And she left me alive, and I live, which is the main point.

Others may, if they choose, enjoy the good fortune of having their lady-love adorn their grave with garlands, and water them with the tears of fidelity. Oh, women! hate me, laugh at me, jilt me, but let me live! Life is all too laughably sweet, and the world too delightfully bewildered; it is the dream of an intoxicated god, who has taken French leave of the carousing multitude of immortals, and has laid himself down to sleep in a solitary star, and knows not himself that he created all that he dreams—and the dream-images form themselves in such a mad, variegated fashion, and often so harmoniously reasonable—the Iliad, Plato, the battle of Marathon, Moses, Medician Venus, Strasburg Cathedral, the French Revolution, Hegel, the steamboat, etc., etc., are single good thoughts in this divine dream—but it will not last long, and the god awakes, and rubs his sleepy eyes, and smiles—and our world has run to nothing—yes, has never been.

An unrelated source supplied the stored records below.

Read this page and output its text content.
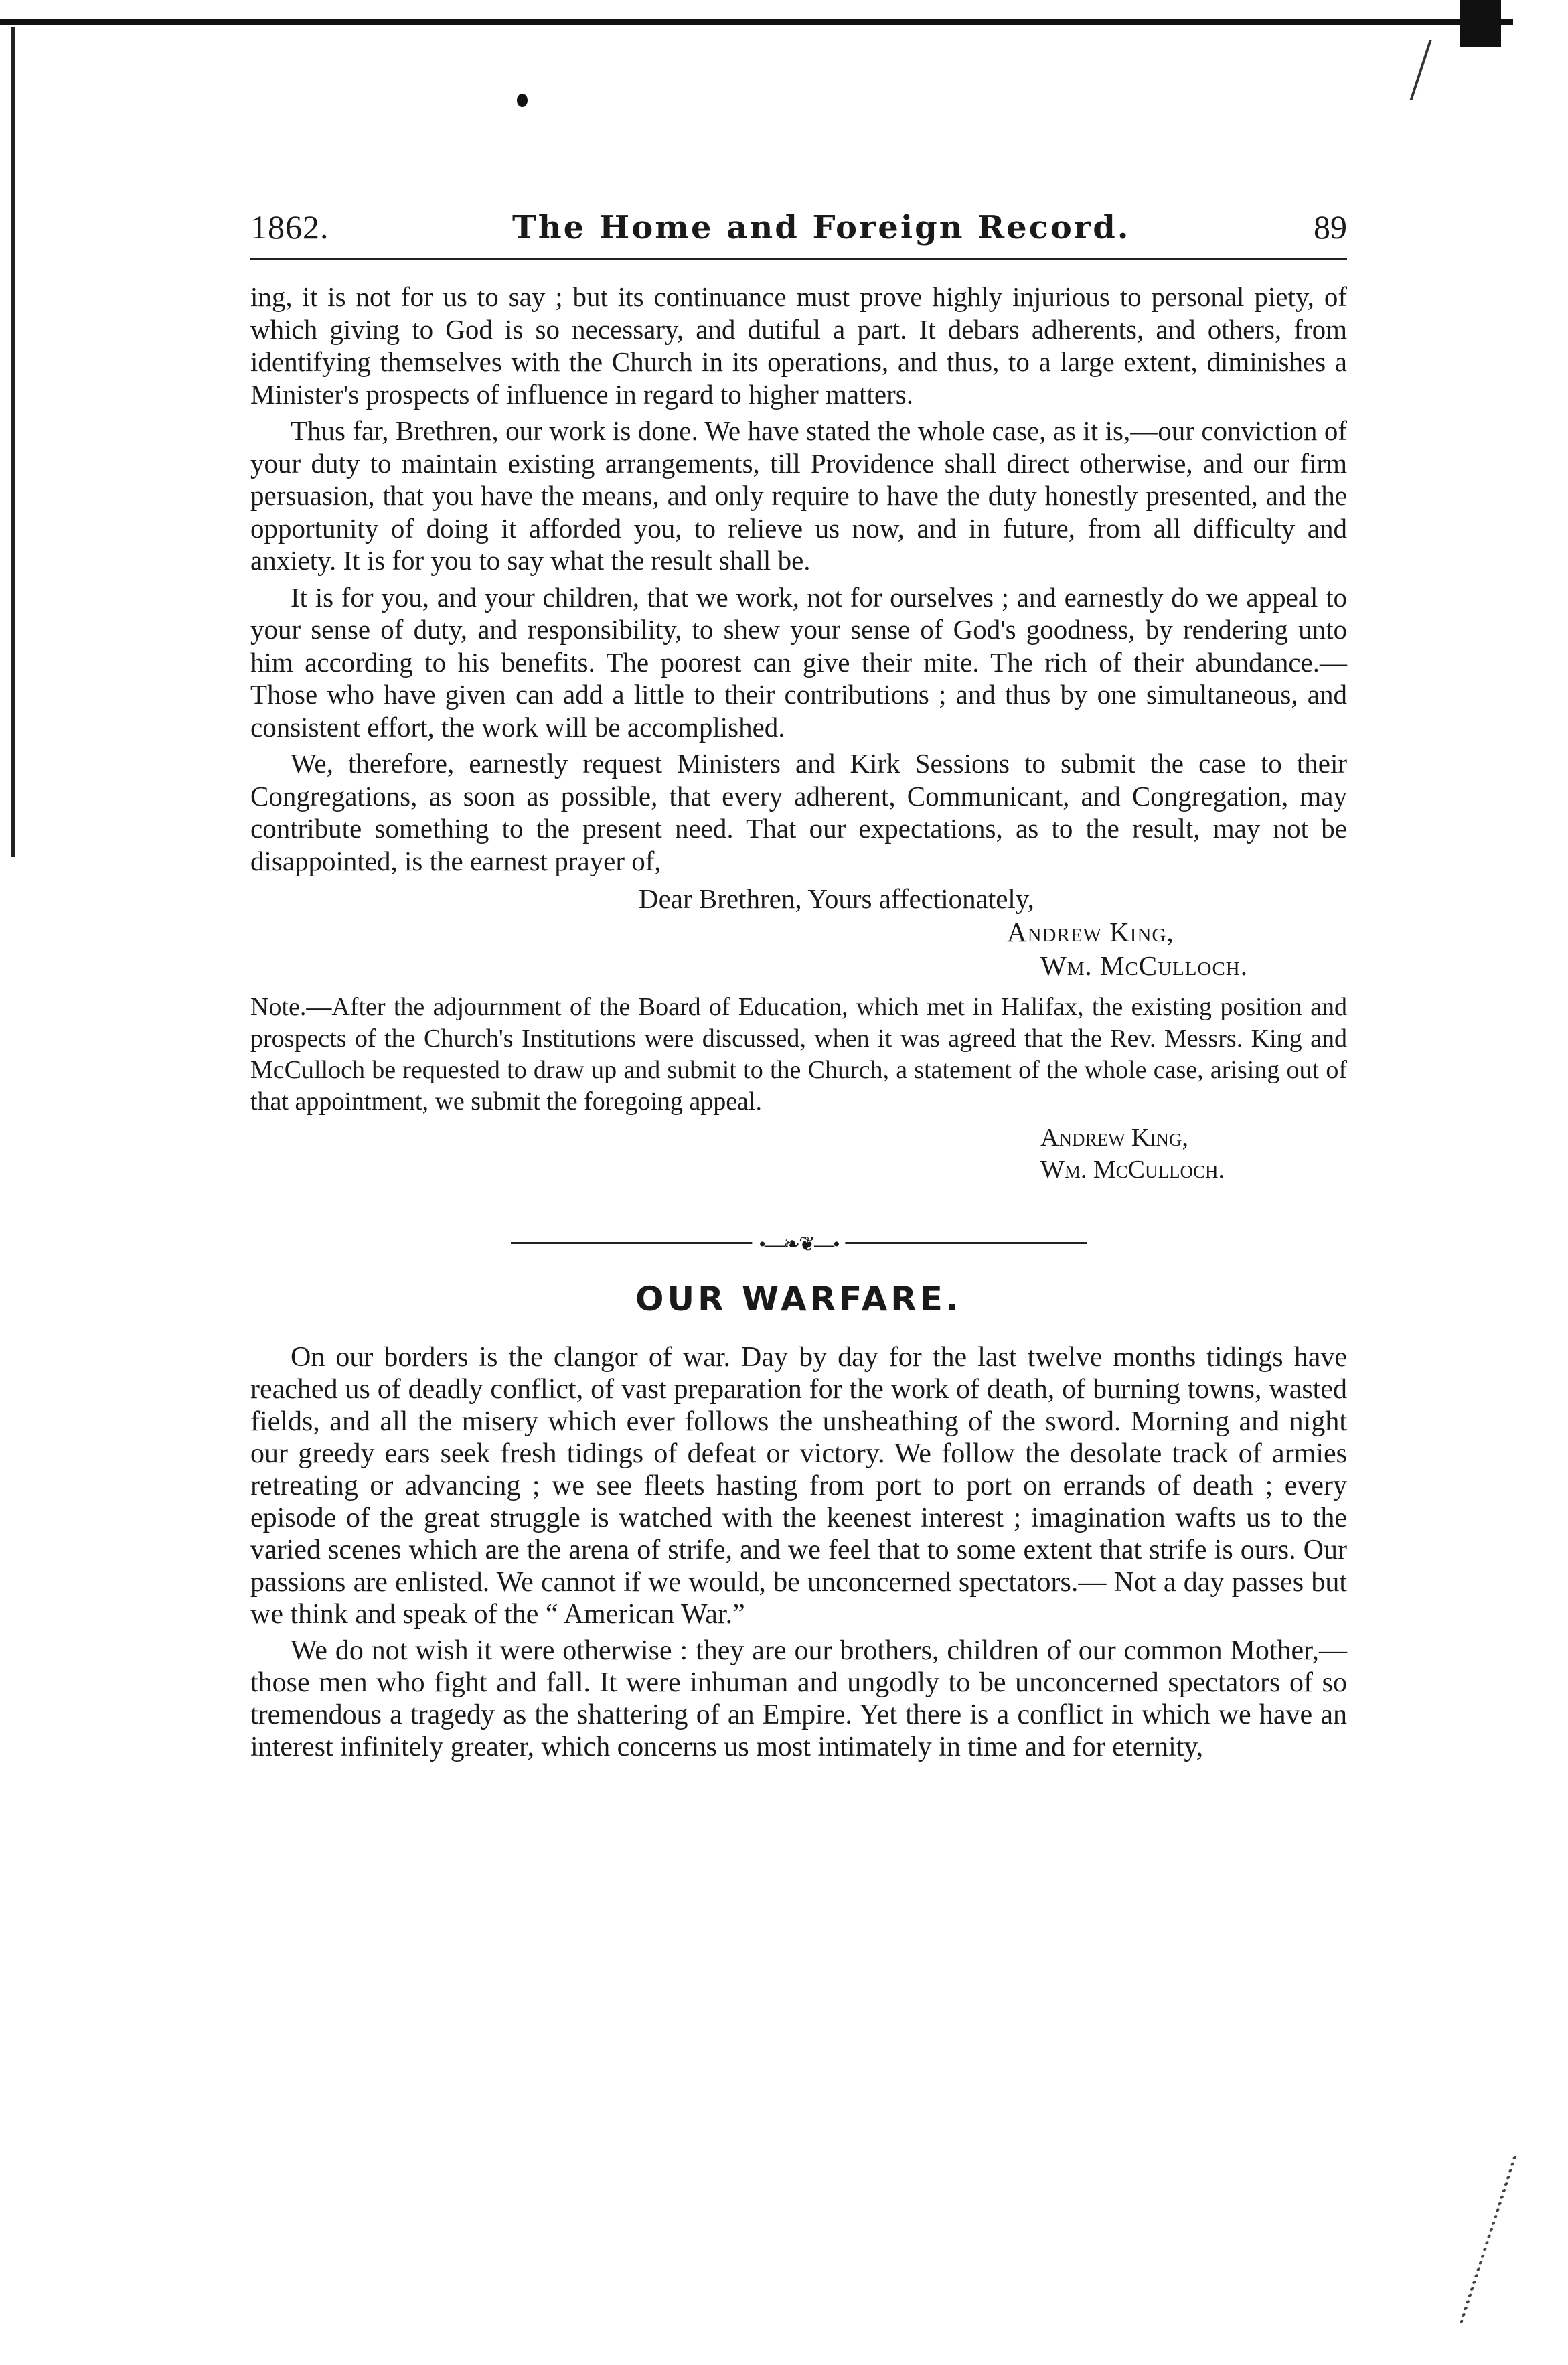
1862.	The Home and Foreign Record.	89

ing, it is not for us to say ; but its continuance must prove highly injurious to personal piety, of which giving to God is so necessary, and dutiful a part. It debars adherents, and others, from identifying themselves with the Church in its operations, and thus, to a large extent, diminishes a Minister's prospects of influence in regard to higher matters.

Thus far, Brethren, our work is done. We have stated the whole case, as it is,—our conviction of your duty to maintain existing arrangements, till Providence shall direct otherwise, and our firm persuasion, that you have the means, and only require to have the duty honestly presented, and the opportunity of doing it afforded you, to relieve us now, and in future, from all difficulty and anxiety. It is for you to say what the result shall be.

It is for you, and your children, that we work, not for ourselves ; and earnestly do we appeal to your sense of duty, and responsibility, to shew your sense of God's goodness, by rendering unto him according to his benefits. The poorest can give their mite. The rich of their abundance.— Those who have given can add a little to their contributions ; and thus by one simultaneous, and consistent effort, the work will be accomplished.

We, therefore, earnestly request Ministers and Kirk Sessions to submit the case to their Congregations, as soon as possible, that every adherent, Communicant, and Congregation, may contribute something to the present need. That our expectations, as to the result, may not be disappointed, is the earnest prayer of,

Dear Brethren, Yours affectionately,
Andrew King,
Wm. McCulloch.
Note.—After the adjournment of the Board of Education, which met in Halifax, the existing position and prospects of the Church's Institutions were discussed, when it was agreed that the Rev. Messrs. King and McCulloch be requested to draw up and submit to the Church, a statement of the whole case, arising out of that appointment, we submit the foregoing appeal.
Andrew King,
Wm. McCulloch.
•—❧❦—•
OUR WARFARE.

On our borders is the clangor of war. Day by day for the last twelve months tidings have reached us of deadly conflict, of vast preparation for the work of death, of burning towns, wasted fields, and all the misery which ever follows the unsheathing of the sword. Morning and night our greedy ears seek fresh tidings of defeat or victory. We follow the desolate track of armies retreating or advancing ; we see fleets hasting from port to port on errands of death ; every episode of the great struggle is watched with the keenest interest ; imagination wafts us to the varied scenes which are the arena of strife, and we feel that to some extent that strife is ours. Our passions are enlisted. We cannot if we would, be unconcerned spectators.— Not a day passes but we think and speak of the “ American War.”

We do not wish it were otherwise : they are our brothers, children of our common Mother,—those men who fight and fall. It were inhuman and ungodly to be unconcerned spectators of so tremendous a tragedy as the shattering of an Empire. Yet there is a conflict in which we have an interest infinitely greater, which concerns us most intimately in time and for eternity,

No matter! I live. If I am but a shadowy image in a dream, still this is better than the cold, black, void, annihilation of Death. Life is the greatest good, and death the worst evil. Berlin lieutenants of the guard may sneer and call it cowardice because the Prince of Homburg shudders when he beholds his open grave. Henry Kleist had, however, as much courage as his high-breasted, tightly-laced colleagues, and has, alas! proved it. But all strong men love life. Goethe’s Egmont does not part willingly from the “cheerful wont of being and working.” Immermann’s Edwin clings to life “like a little child to his mother’s breast,” and though he finds it hard to live by stranger mercy, he still begs for mercy: “For life and breath is still the highest.”

When Odysseus in the under-world sees Achilles as the leader of dead heroes, and extols his renown among the living, and his glory even among the dead, Achilles answers—

“No more discourse of death consolingly, noble Odysseus!

Rather would I in the field as daily labourer be toiling,

Slave to the meanest of men, a pauper and lacking possessions,

Than ’mid the infinite host of long-vanished mortals be ruler.”

Yes, when Major Duvent challenged the great Israel Lyon to fight with pistols, and said to him, “If you do not meet me, Mr. Lyon, you are a dog;” the latter replied, “I would rather be a live dog than a dead lion!” and he was right. I have fought often enough, Madam, to dare to say this, God be praised! I live! Red life pulses in my veins; earth yields beneath my feet; in the glow of love I embrace trees and statues, and they live in my embrace. Every woman is to me the gift of a world. I revel in the melody of her countenance, and with a single glance of my eye I can enjoy more than others with their every limb through all their lives. Every instant is to me an eternity. I do not measure time with the ell of Brabant or of Hamburg, and I need no priest to promise me a second life, for I can live enough in this life, when I live backwards in the life of those who have gone before me, and win myself an eternity in the realm of the past.

And I live! The great pulsation of nature beats too in my breast; and when I carol aloud I am answered by a thousandfold echo. I hear a thousand nightingales. Spring has sent them to awaken earth from her morning slumber, and earth trembles with ecstasy. Her flowers are hymns, which she sings in inspiration to the sun. The sun moves far too slowly. I would fain lash on his steeds that they might advance more rapidly. But when he sinks hissing in the sea, and the night rises with her passionate eyes, oh! then true pleasure first thrills through me, the evening breezes lie like flattering maidens on my wild heart, and the stars wink to me, and I rise and sweep over the little earth and the little thoughts of men.